Dados da SSP-SP (Secretaria da Segurança Pública de São Paulo) mostram que o interior do estado concentrou a maior parte dos registros de crimes de violência contra a mulher no primeiro semestre de 2026.
Um levantamento realizado pela CNN Brasil analisou os balanços mensais divulgados pela SSP, divididos entre a Capital (município de São Paulo, sob responsabilidade do DeCAP), a Demacro (Departamento de Polícia Judiciária da Macro São Paulo) e o Interior (municípios atendidos pelos Deinters).
A análise considerou os registros de feminicídio, tentativa de homicídio, lesão corporal dolosa, maus-tratos, estupro consumado e violência psicológica contra a mulher entre janeiro e junho deste ano.
Em todos esses indicadores, o Interior apresentou o maior número de ocorrências em comparação com a Capital e a Demacro.
No período, foram registrados 97 feminicídios no Interior, contra 24 na Capital e 21 na Demacro.

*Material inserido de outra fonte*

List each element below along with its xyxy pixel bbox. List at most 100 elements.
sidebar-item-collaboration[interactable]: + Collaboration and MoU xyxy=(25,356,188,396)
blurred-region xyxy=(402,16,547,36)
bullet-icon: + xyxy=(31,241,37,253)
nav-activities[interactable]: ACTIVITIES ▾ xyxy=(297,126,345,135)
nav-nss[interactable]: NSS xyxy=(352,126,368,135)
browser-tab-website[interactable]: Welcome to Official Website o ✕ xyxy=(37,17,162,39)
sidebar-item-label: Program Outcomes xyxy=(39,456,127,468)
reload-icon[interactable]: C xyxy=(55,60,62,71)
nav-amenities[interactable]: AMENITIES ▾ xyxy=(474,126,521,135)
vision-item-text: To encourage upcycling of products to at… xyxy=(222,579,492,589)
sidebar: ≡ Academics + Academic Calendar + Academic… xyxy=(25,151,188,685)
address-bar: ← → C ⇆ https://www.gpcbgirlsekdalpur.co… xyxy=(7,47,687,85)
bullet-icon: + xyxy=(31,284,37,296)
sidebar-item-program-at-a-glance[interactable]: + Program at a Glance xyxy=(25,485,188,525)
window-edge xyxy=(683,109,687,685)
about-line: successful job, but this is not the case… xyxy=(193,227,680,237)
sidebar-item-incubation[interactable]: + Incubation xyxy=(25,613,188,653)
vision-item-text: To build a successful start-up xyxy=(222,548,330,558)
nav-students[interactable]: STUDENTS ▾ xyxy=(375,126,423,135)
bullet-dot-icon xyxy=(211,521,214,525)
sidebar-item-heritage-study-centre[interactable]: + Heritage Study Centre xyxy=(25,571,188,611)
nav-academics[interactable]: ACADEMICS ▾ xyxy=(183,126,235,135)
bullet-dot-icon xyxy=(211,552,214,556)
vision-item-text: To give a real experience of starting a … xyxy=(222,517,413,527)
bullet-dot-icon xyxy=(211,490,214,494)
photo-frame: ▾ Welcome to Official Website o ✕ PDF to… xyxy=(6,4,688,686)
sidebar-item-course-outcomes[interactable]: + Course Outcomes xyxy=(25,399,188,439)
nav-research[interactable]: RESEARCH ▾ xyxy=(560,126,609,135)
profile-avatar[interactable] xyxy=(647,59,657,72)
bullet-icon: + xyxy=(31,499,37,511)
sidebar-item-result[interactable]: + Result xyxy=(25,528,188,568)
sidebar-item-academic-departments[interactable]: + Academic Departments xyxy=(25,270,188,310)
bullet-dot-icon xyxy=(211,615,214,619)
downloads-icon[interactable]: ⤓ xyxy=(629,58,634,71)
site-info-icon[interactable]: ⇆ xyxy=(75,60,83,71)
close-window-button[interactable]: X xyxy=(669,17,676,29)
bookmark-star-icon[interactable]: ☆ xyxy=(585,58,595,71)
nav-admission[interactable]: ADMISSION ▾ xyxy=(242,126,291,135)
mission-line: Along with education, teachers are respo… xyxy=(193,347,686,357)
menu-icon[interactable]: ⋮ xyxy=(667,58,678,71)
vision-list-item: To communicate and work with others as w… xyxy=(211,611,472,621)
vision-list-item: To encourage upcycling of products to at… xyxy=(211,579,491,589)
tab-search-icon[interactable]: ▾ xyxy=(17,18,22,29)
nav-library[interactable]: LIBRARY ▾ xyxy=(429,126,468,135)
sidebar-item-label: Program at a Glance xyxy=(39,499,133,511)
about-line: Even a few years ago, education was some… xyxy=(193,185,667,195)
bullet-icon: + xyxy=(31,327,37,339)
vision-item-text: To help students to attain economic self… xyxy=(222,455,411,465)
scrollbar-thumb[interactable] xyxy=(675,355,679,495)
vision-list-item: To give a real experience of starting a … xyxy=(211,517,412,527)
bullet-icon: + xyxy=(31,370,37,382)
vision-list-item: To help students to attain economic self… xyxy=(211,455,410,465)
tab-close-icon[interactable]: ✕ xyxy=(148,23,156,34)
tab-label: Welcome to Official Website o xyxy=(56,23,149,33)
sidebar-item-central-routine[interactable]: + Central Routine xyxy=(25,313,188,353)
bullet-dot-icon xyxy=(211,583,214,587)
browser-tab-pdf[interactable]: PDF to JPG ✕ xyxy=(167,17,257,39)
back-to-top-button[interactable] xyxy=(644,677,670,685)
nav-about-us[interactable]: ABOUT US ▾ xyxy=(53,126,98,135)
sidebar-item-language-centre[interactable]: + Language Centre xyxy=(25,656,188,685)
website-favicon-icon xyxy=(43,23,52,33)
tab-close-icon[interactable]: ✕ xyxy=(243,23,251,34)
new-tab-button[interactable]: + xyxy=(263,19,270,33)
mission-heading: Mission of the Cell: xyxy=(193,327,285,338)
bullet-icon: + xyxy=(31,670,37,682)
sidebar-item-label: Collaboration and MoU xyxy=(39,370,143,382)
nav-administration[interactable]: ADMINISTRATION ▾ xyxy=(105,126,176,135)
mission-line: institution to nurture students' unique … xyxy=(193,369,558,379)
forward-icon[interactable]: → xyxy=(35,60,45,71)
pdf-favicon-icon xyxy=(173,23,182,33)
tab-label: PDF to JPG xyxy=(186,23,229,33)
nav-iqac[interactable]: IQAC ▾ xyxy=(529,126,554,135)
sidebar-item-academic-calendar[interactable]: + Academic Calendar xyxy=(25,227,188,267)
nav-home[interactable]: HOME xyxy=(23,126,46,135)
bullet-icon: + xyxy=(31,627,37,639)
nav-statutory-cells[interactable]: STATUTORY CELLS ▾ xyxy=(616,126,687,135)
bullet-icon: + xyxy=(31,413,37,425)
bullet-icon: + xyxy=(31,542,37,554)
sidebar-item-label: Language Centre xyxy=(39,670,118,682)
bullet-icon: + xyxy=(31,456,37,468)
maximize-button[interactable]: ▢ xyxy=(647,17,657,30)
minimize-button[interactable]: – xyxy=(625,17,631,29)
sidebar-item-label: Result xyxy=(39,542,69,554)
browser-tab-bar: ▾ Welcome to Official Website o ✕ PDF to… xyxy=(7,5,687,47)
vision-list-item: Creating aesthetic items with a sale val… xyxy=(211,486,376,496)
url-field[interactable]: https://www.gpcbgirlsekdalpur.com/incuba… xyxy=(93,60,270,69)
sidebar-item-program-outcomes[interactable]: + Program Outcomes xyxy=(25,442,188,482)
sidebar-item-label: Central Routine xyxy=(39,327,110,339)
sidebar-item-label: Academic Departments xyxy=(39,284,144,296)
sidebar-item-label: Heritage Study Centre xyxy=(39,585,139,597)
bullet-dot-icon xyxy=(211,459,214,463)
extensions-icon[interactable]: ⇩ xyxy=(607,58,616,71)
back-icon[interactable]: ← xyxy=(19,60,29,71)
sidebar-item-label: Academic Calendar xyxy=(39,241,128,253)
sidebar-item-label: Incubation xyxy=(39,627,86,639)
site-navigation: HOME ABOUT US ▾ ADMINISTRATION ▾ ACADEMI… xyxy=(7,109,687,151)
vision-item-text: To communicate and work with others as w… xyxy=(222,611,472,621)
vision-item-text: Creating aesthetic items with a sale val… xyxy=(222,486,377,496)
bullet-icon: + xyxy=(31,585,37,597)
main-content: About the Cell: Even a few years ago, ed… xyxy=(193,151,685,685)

As tentativas de homicídio também se concentraram na região, com 372 registros, enquanto a Capital contabilizou 142 e a Demacro, 120. Nos casos de lesão corporal dolosa, o Interior somou 20.772 ocorrências, mais que o dobro da Capital (8.855) e da Demacro (7.354).
Já os estupros consumados chegaram a 1.010 registros no Interior durante os seis primeiros meses do ano. Na Capital foram 380 casos, enquanto a Demacro registrou 299.

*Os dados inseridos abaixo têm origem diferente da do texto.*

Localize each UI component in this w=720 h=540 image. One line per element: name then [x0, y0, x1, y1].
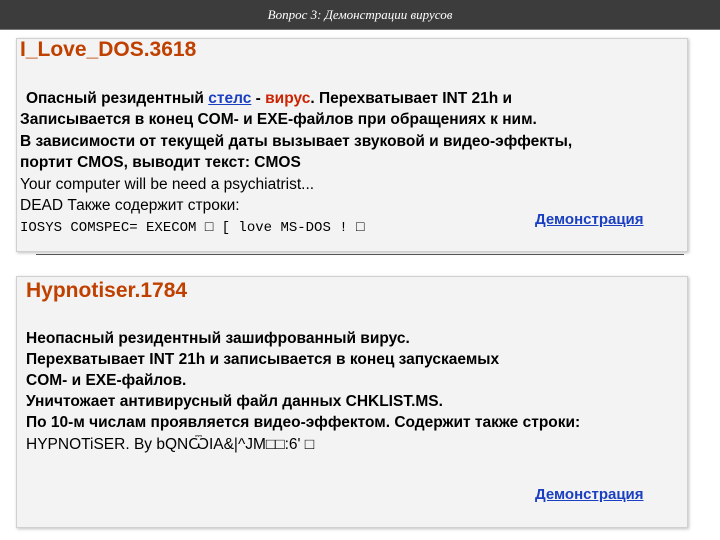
section-2-line-2: Перехватывает INT 21h и записывается в к… — [26, 351, 500, 368]
section-1-line-6: DEAD Также содержит строки: — [20, 197, 240, 214]
section-divider — [36, 254, 684, 255]
section-1-line-4: портит CMOS, выводит текст: CMOS — [20, 154, 301, 171]
section-2-line-4: Уничтожает антивирусный файл данных CHKL… — [26, 393, 443, 410]
line-1-prefix: Опасный резидентный — [26, 90, 209, 107]
demo-link-1[interactable]: Демонстрация — [535, 211, 644, 228]
line-1-dash: - — [251, 90, 266, 107]
section-1-line-5: Your computer will be need a psychiatris… — [20, 176, 315, 193]
line-1-rest: . Перехватывает INT 21h и — [310, 90, 513, 107]
section-2-heading: Hypnotiser.1784 — [26, 279, 188, 302]
section-2-line-3: COM- и EXE-файлов. — [26, 372, 187, 389]
stels-link[interactable]: стелс — [208, 90, 251, 107]
section-2-line-6: HYPNOTiSER. By bQNѾIA&|^JM□□:6' □ — [26, 436, 315, 453]
demo-link-2[interactable]: Демонстрация — [535, 486, 644, 503]
section-2-line-1: Неопасный резидентный зашифрованный виру… — [26, 330, 410, 347]
section-1-line-3: В зависимости от текущей даты вызывает з… — [20, 133, 573, 150]
section-1-heading: I_Love_DOS.3618 — [20, 38, 197, 61]
virus-term: вирус — [265, 90, 311, 107]
section-2-line-5: По 10-м числам проявляется видео-эффекто… — [26, 414, 581, 431]
slide-title: Вопрос 3: Демонстрации вирусов — [267, 6, 453, 22]
section-1-line-7: IOSYS COMSPEC= EXECOM □ [ love MS-DOS ! … — [20, 220, 365, 236]
section-1-line-2: Записывается в конец COM- и EXE-файлов п… — [20, 111, 537, 128]
slide-header: Вопрос 3: Демонстрации вирусов — [0, 0, 720, 30]
section-1-line-1: Опасный резидентный стелс - вирус. Перех… — [26, 88, 512, 110]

A violência psicológica contra a mulher, crime incluído na legislação brasileira em 2021, também teve maior concentração no Interior. Foram 2.428 registros, contra 455 na Capital e 332 na Demacro.
Os dados analisados pela CNN Brasil representam números absolutos de ocorrências registradas pela SSP. Como o Interior reúne centenas de municípios, enquanto a Capital corresponde apenas ao município de São Paulo, os números não indicam, por si só, maior incidência proporcional da violência.
O que diz a SSP
Em nota, a SSP-SP (Secretaria de Segurança Pública de São Paulo) informou que o “enfrentamento à violência contra a mulher é prioridade” e que tem atuado para prevenir ocorrências relacionadas a esse tipo.
Veja nota na íntegra:
“O enfrentamento à violência contra a mulher é prioridade em São Paulo. A Secretaria da Segurança Pública atua de forma integrada na prevenção e repressão a esses crimes, além de ampliar continuamente a rede de proteção às vítimas e incentivar a denúncia e a notificação das ocorrências. Atualmente, o estado conta com 144 Delegacias de Defesa da Mulher (DDMs), 235 Salas DDM para atendimento em delegacias territoriais e mais de 650 policiais reforçando o atendimento nas unidades especializadas. Pela PM, a Cabine Lilás e a Patrulha SP Mulher Segura ampliam o monitoramento de agressores com medida protetiva e agilizam o atendimento de emergências via serviço 190. Há também as Salas Lilás nos IMLs , que somam mais de 2 mil atendimentos humanizados às vítimas em exames de corpo de delito. Além disso, o aplicativo SP Mulher Segura disponibiliza o botão do pânico e uma lista de serviços às mulheres, com mais de 76,5 mil usuárias já conectadas. A SSP ainda reforça a importância do registro de denúncias e comunicação imediata de qualquer crime contra mulheres, seja pelo 190, pelo aplicativo SP Mulher Segura ou na rede DDM em todo o estado. Mais de 10,9 mil homens já foram presos por violência doméstica somente em 2026, aumento de 25,7% se comparado ao mesmo período de 2025, além de 256 monitorados com tornozeleira eletrônica por violência doméstica. Pela Cabine Lilás da PM, já foram realizados mais de 34 mil atendimentos, com 141 prisões em flagrante por descumprimento de medida protetiva.”